Un contre-projet à l'initiative sur la transparence est nécessaire

Le financement des partis politiques et des comités de campagne de votation doit être plus ...
Un contre-projet à l'initiative sur la transparence est nécessaire

Un contre-projet à l'initiative sur la transparence est nécessaire

Photo: KEYSTONE/ENNIO LEANZA

Le financement des partis politiques et des comités de campagne de votation doit être plus transparent. Le Conseil des Etats a tenu jeudi à présenter un contre-projet indirect à l'initiative sur la transparence.

Après une cure d'amincissement, le texte avait échoué au National. Les députés avaient notamment refusé que les dons versés aux partis soient déclarés. Sans cette disposition, la loi revenait à une coquille vide, avaient dénoncé des conseillers nationaux de tous bords.

Tous de vis pour les campagnes

Pour le Conseil des Etats, un contre-projet est nécessaire. Il a donc repêché le texte de sa commission des institutions politiques et s'est même montré plus exigeant concernant les dons pour les campagnes. Par 25 voix contre 15 et 2 abstentions, les sénateurs ont fixé la limite à 50'000 francs contre 250'000 francs initialement prévu.

'Il n'y a aucune raison pour que les petits versements ne doivent pas faire l'objet d'une légitimation', a lancé Damian Müller (PLR/LU). 'Beaucoup de petites contributions constituent une grande contribution.'

'La vie politique a passablement évolué', a complété Philippe Bauer (PLR/NE). Des associations, des ONG et autres groupements soutiennent désormais des campagnes politiques, alors que ce n'était pas forcément leur but initial. Pour le Neuchâtelois, une plus grande transparence est nécessaire pour savoir qui finance quoi et à quel moment.

La ministre de la justice s'est elle opposée à une mesure qui va plus loin que l'initiative 'Pour plus de transparence dans le financement de la vie politique'. Le texte a fixé la barre à 100'000 francs. Sans succès.

Dons pour les partis dès 25'000 francs

Pas de changement en revanche pour les dons pour les partis. Seuls les versements de 25'000 francs par personne et par an devront être déclarés. La gauche a tenté d'abaisser la limite à 10'000 francs, comme demandé par l'initiative.

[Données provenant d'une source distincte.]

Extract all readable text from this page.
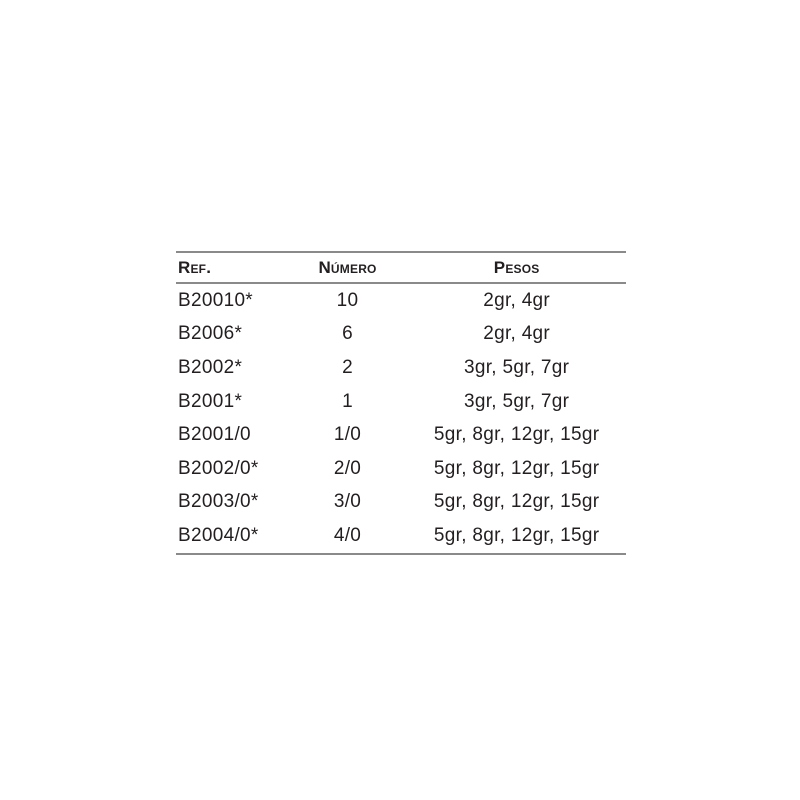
Ref.	Número	Pesos
B20010*	10	2gr, 4gr
B2006*	6	2gr, 4gr
B2002*	2	3gr, 5gr, 7gr
B2001*	1	3gr, 5gr, 7gr
B2001/0	1/0	5gr, 8gr, 12gr, 15gr
B2002/0*	2/0	5gr, 8gr, 12gr, 15gr
B2003/0*	3/0	5gr, 8gr, 12gr, 15gr
B2004/0*	4/0	5gr, 8gr, 12gr, 15gr
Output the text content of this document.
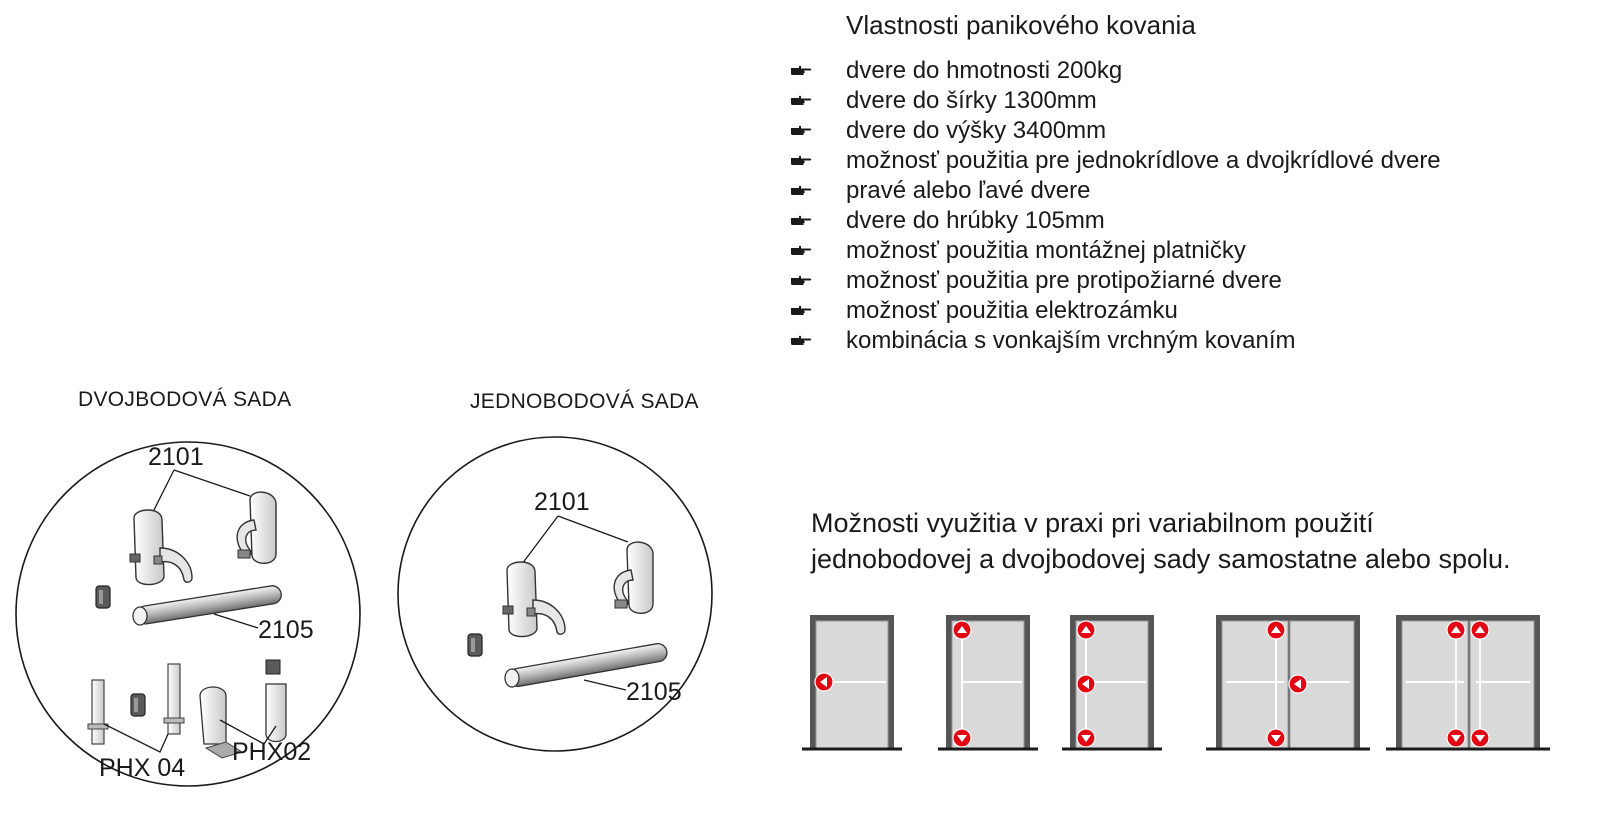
Vlastnosti panikového kovania
dvere do hmotnosti 200kg
dvere do šírky 1300mm
dvere do výšky 3400mm
možnosť použitia pre jednokrídlove a dvojkrídlové dvere
pravé alebo ľavé dvere
dvere do hrúbky 105mm
možnosť použitia montážnej platničky
možnosť použitia pre protipožiarné dvere
možnosť použitia elektrozámku
kombinácia s vonkajším vrchným kovaním
DVOJBODOVÁ SADA	JEDNOBODOVÁ SADA
Možnosti využitia v praxi pri variabilnom použití
jednobodovej a dvojbodovej sady samostatne alebo spolu.
2101
2105
PHX 04
PHX02
2101
2105
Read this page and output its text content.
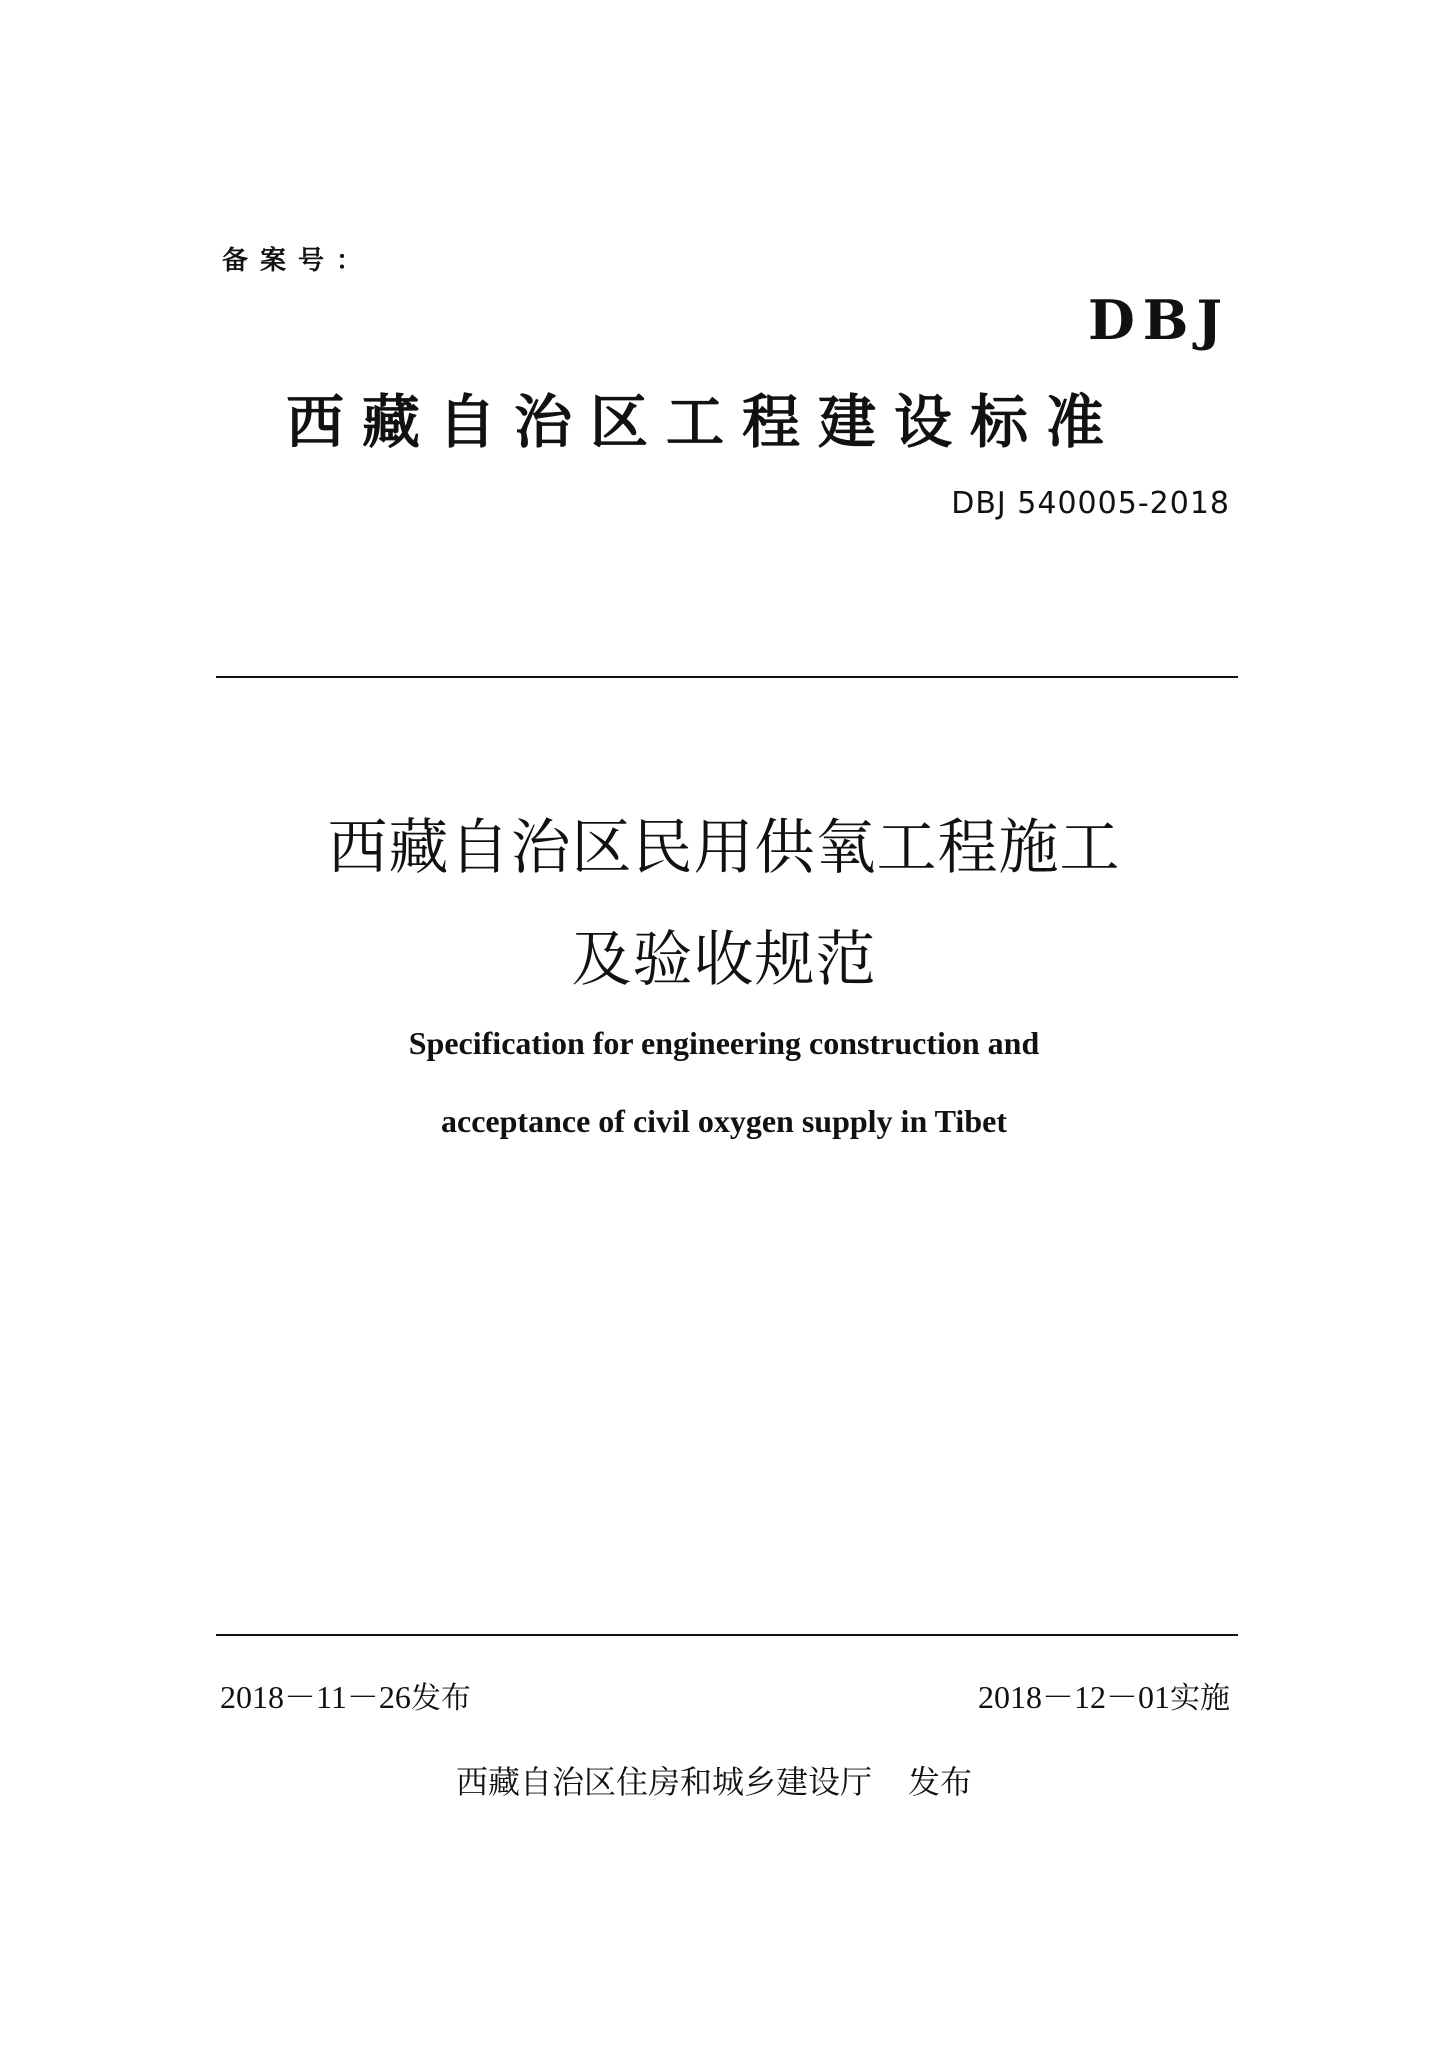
备案号：
DBJ
西藏自治区工程建设标准
DBJ 540005-2018
西藏自治区民用供氧工程施工
及验收规范
Specification for engineering construction and
acceptance of civil oxygen supply in Tibet
2018－11－26发布	2018－12－01实施
西藏自治区住房和城乡建设厅 发布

'En mettant une limite à 25'000, on ne risque pas de découvrir grande chose', a critiqué Lisa Mazzone (Verts/GE). Il n'existe presque aucun don supérieur à ce montant. Et de rappeler que c'est quatre fois le salaire médian. 'Il faut un grand effort de projection pour verser un montant aussi élevé.'

Les dons de plus de 10'000 francs, soit une fois et demi le salaire médian, sont également rares, a poursuivi la Genevoise. Ils ont donc une influence dans le financement des campagnes. La grande majorité des dons se situent en dessous. Ses arguments ont fait chou blanc. La proposition a été rejetée par 32 voix contre 12.

Salaires des bénévoles compris

Les sénateurs ont également décidé que toutes les libéralités, monétaires et non-monétaires, seront prises en compte. Les prestations sont tout aussi importantes que l'argent, a souligné Damian Müller (PLR/LU).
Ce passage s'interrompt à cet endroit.